Georgetown University’s Newspaper of Record since 1920

The Hoya

Georgetown University’s Newspaper of Record since 1920

The Hoya

Georgetown University’s Newspaper of Record since 1920

The Hoya

Clinical Disorder on Our Northern Border

With almost 3 million 18- to 34-year-olds watching each episode of South Park, the young adults on last week’s “Rock the Vote” debate should have at least picked up on one thing, that “Drugs are bad, mmkay?” When the candidates were asked if they had ever smoked marijuana, however, those who said yes (Kerry, Dean and Edwards) were not only applauded, but cheered.

One does not “cheer” for honesty about drug use, one applauds politely. Consequentially, the fact that those three candidates had indeed smoked up at some point in their lives was evidently very appealing to the young voters in the audience. It is not my place to judge those involved, but the reaction to the responses illustrates a disturbing trend in today’s society: illegal drug use is slowly moving toward acceptance, and that must be stopped.

But while there is debate on the legalization of marijuana, no one disputes that heroin, for example, seriously messes people up. With side effects including clogged blood vessels in the lungs and brain, collapsed veins, fatal overdose, the spread of HIV/AIDS and even spontaneous abortions, heroin is incredibly dangerous.

Once again unwilling to do anything that makes sense, the government of Canada has opened a heroin clinic in Vancouver. Staffed with 40 medical personnel and expected to cost $2 million per year, the clinic gives heroin junkies a “safe” place to shoot up – offering sterile needles, spoons, water and medical supervision. As many as 800 addicts are expected everyday. Users inside the clinic are immune from criminal prosecution, but must sign in and are not given or allowed to share drugs once inside.

Needless to say, this is absolutely ludicrous. John Walters, director of the White House Office of National Drug Control Policy, sees the clinic as “state-sponsored personal suicide.”

Larry Campbell, mayor of Vancouver, responds that what he is “trying to be is reasonable and practical . I’m not supplying drugs. I’m not condoning drugs. But what I am saying is this is an illness. It’s not something you condone or condemn.”

No, Mr. Campbell, illnesses are not something you condone or condemn; they’re something you give treatment for. By allowing heroin addicts to shoot up in a state-sponsored clinic amounts to a de facto tolerance of heroin at the very least, and removes a lot of the responsibility for the consequences of drug use. Want to get high? Come to Vancouver, we’ll let you do smack and then send you on your merry way.

This attempt to be “reasonable and practical” is apparently neither. In a recent survey of 458 heroin addicts, 92 percent expressed an interest in using the clinic. But once informed of Health Canada’s regulations that include prohibitions against sharing drugs and helping inject them, support fell to just 32 percent. Why? According to Dr. Thomas Kerry, co-author of the study, heroin users often pool their money together and split the drugs among themselves. In addition, some addicts cannot safely inject the drugs into their own veins.

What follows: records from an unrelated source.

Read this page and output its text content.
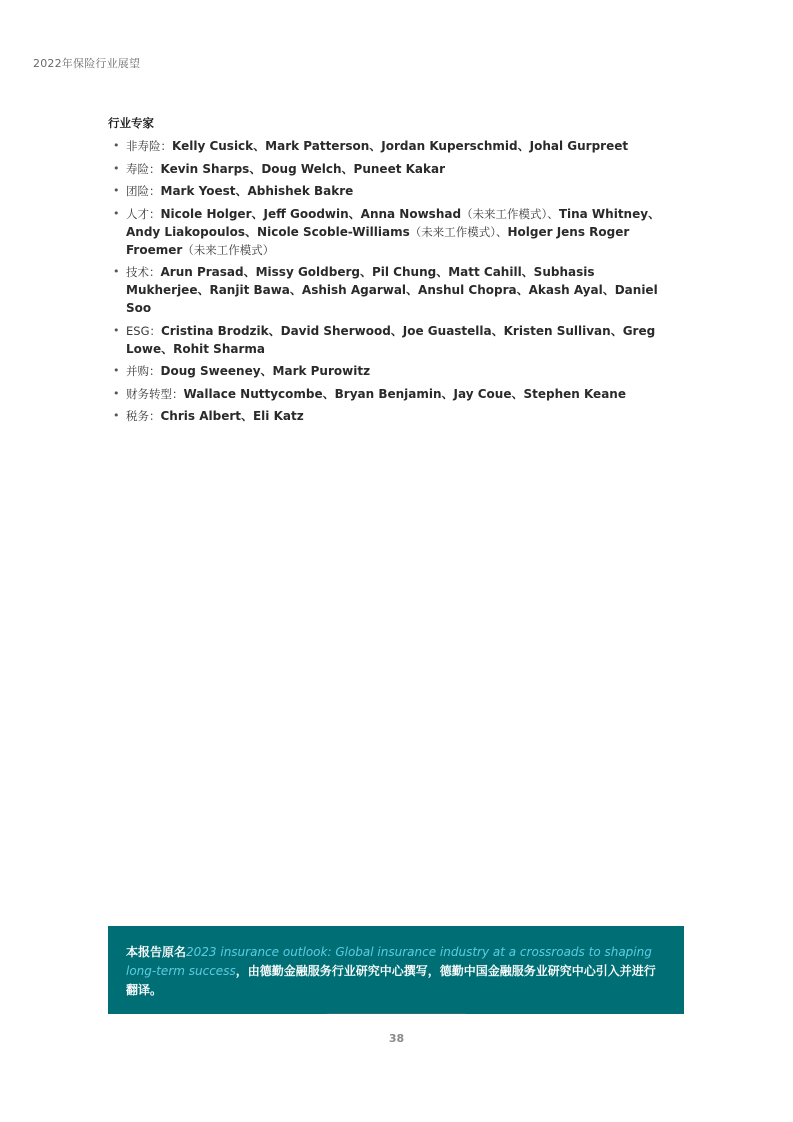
2022年保险行业展望
行业专家
• 非寿险：Kelly Cusick、Mark Patterson、Jordan Kuperschmid、Johal Gurpreet
• 寿险：Kevin Sharps、Doug Welch、Puneet Kakar
• 团险：Mark Yoest、Abhishek Bakre
• 人才：Nicole Holger、Jeff Goodwin、Anna Nowshad（未来工作模式）、Tina Whitney、Andy Liakopoulos、Nicole Scoble-Williams（未来工作模式）、Holger Jens Roger Froemer（未来工作模式）
• 技术：Arun Prasad、Missy Goldberg、Pil Chung、Matt Cahill、Subhasis Mukherjee、Ranjit Bawa、Ashish Agarwal、Anshul Chopra、Akash Ayal、Daniel Soo
• ESG：Cristina Brodzik、David Sherwood、Joe Guastella、Kristen Sullivan、Greg Lowe、Rohit Sharma
• 并购：Doug Sweeney、Mark Purowitz
• 财务转型：Wallace Nuttycombe、Bryan Benjamin、Jay Coue、Stephen Keane
• 税务：Chris Albert、Eli Katz
本报告原名2023 insurance outlook: Global insurance industry at a crossroads to shaping long-term success，由德勤金融服务行业研究中心撰写，德勤中国金融服务业研究中心引入并进行翻译。
38
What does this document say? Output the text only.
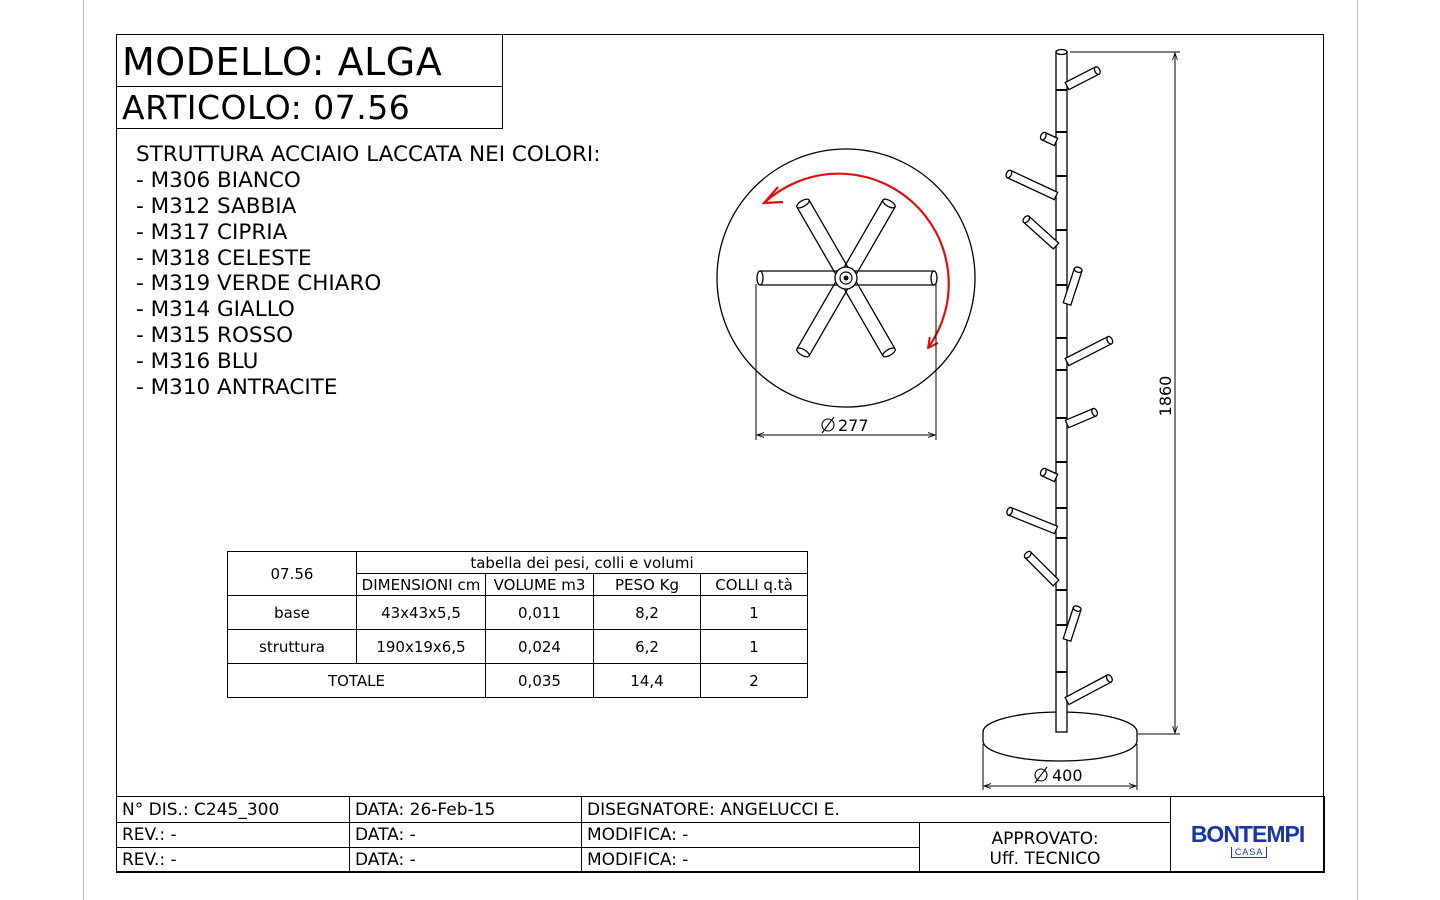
MODELLO: ALGA
ARTICOLO: 07.56
STRUTTURA ACCIAIO LACCATA NEI COLORI:
- M306 BIANCO
- M312 SABBIA
- M317 CIPRIA
- M318 CELESTE
- M319 VERDE CHIARO
- M314 GIALLO
- M315 ROSSO
- M316 BLU
- M310 ANTRACITE
277
1860
400
07.56	tabella dei pesi, colli e volumi			
	DIMENSIONI cm	VOLUME m3	PESO Kg	COLLI q.tà
base	43x43x5,5	0,011	8,2	1
struttura	190x19x6,5	0,024	6,2	1
TOTALE		0,035	14,4	2
N° DIS.: C245_300	DATA: 26-Feb-15	DISEGNATORE: ANGELUCCI E.		BONTEMPI
CASA

REV.: -	DATA: -	MODIFICA: -	APPROVATO:
Uff. TECNICO	

REV.: -	DATA: -	MODIFICA: -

Philip Owen, Vancouver’s previous mayor, started lobbying for the clinic in 2000, saying, “It’s pretty obvious you can’t incarcerate your way out of the drug problem. You can’t liberalize your way out of it and just give anybody the drugs they want. You can’t ignore it. So you manage it.” But the only thing this clinic is going to manage to do is assist the destruction of drug user’s lives.

But in fact, Canada is indeed trying to liberalize the drug problem even more. Researchers want to conduct a national experiment, also in Vancouver, that hands out free heroin and methadone to junkies. That’s right, addicts could come to the proposed clinic up to three times a day, seven days a week to get their fix. It plans to give heroin to 88 people, and methadone to 70. One year of free heroin later, users are supposed to “step down” to just methadone or abstain from drugs altogether. This is absolutely insane, especially when considering the clinic’s proposed location is across the street from a daycare center and down the street from an elementary school.

This could be the start of a dangerous trend; how long will it be until we see crack handed out in Monterrey; marijuana given away in San Francisco? It might not be hard for a group of druggies to convince a state legislature or two out west to go along with Canada’s clinics, complaining that they can’t shoot up legally or get free drugs on this side of the border. And what’s next after that?

The question of stiffer penalties versus treatment for drug users remains unanswered as of yet. But the first thing we can do is nip the drug problem at its source: dealers. The government needs to immediately crack down on those who sell and traffic drugs with larger fines and longer jail sentences. Society is being demoralized one drug deal at a time, and the message needs to be sent to those who would profit from it that we will not tolerate it for one second longer. If people are not selling drugs, people are not buying and using drugs.

Injection clinics can also be found in Europe and Australia, but Vancouver’s is the first of its kind in North America. If all the opportunities given to heroin users end up backfiring and cause more problems than they prevent, this will be just one more thing for which we can “Blame Canada.”

Eric Rodawig is a freshman in the College and is the assistant Viewpoint editor of The Hoya.